How is packet fragmented in TCP/IP protocol
I am a networking student ,although I am an IT student , I do not have much interest in the programming and I was wanted to learn a bit about the the protocols being used in the sending and receiving of data , right now I am most concerned with the TCP and IP protocols , since we do not have much use of the UDP . So my question is how and why is the fragmentation required in this protocol , does not it affect the packet and its content. I am waiting for your response .
Re: How is packet fragmented in TCP/IP protocol
Like you I am too an IT student I too do not have much interest in programming and all that stuffs , so I too have opted networking rather than going for the coding, you asked about the packet fragmentation , in this process the packet is divided into several parts before it is being transferred . The fragmentation is done at the receiver's end and then the packet is de fragmented and again assembled as a whole packet at the receiver's end. This is mostly done in almost every protocol but I am not quite sure about it.
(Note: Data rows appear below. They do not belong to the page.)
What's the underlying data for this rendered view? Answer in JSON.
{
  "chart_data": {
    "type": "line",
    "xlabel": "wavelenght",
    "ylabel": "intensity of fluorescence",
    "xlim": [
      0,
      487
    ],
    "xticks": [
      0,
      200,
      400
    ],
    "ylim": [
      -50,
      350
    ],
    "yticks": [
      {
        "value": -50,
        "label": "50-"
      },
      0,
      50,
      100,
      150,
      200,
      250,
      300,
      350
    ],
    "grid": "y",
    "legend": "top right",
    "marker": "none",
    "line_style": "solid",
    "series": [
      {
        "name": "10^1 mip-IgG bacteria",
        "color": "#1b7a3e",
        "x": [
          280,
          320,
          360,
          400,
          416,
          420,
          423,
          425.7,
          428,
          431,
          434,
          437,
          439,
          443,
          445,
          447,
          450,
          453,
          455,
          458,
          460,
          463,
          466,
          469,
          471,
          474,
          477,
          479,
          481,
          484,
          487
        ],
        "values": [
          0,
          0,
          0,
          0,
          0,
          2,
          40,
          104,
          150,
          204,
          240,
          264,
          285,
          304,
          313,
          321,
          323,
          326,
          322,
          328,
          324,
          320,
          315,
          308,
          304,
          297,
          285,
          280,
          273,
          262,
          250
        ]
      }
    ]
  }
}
Re: How is packet fragmented in TCP/IP protocol
It is mentioned in the above post that the packet is fragmented and assembled again at the sender and the receiver's end respectively , but I would say that it is an incomplete explanation, the question is why it is needed. If you ask me the fragmentation is done on the basis of MTU , if any Packet is sent over a network but the all the time its size is not been accepted in all the networks , so for that reason it is being divided and at the end it is being collected.
Re: How is packet fragmented in TCP/IP protocol
In computer networks , the maximum transmission unit (MTU) of a any networking protocol is the total bytes of the largest protocol data unit that any layer can send forward . MTU limitations typically come into view in connection with a communications crossing point (NIC, serial port, etc.). The size of the MTU is determined during the time of the connection.
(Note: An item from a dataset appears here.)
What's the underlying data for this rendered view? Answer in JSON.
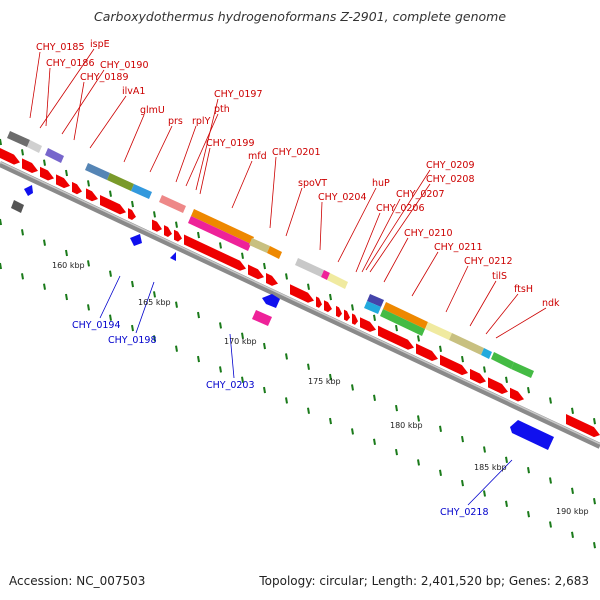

Re: How is packet fragmented in TCP/IP protocol
A bigger MTU brings better effectiveness since each packet takes more user data while protocol overheads, such as headers or fundamental per-datagram delays, remain constant; the resultant higher effectiveness means a slight progress in bulk protocol output. A bigger MTU also implies processing of smaller amount datagrams for the equal amount of data. At the receiver’s end the offset values are being used to collect the fragments and then again collected at the receiver as whole packet .This packet fragmentation becomes more useful when there is a larger size of data, since the transfer of larger size of packets is a very slow process, the data fragmentation helps in speeding up the tasks.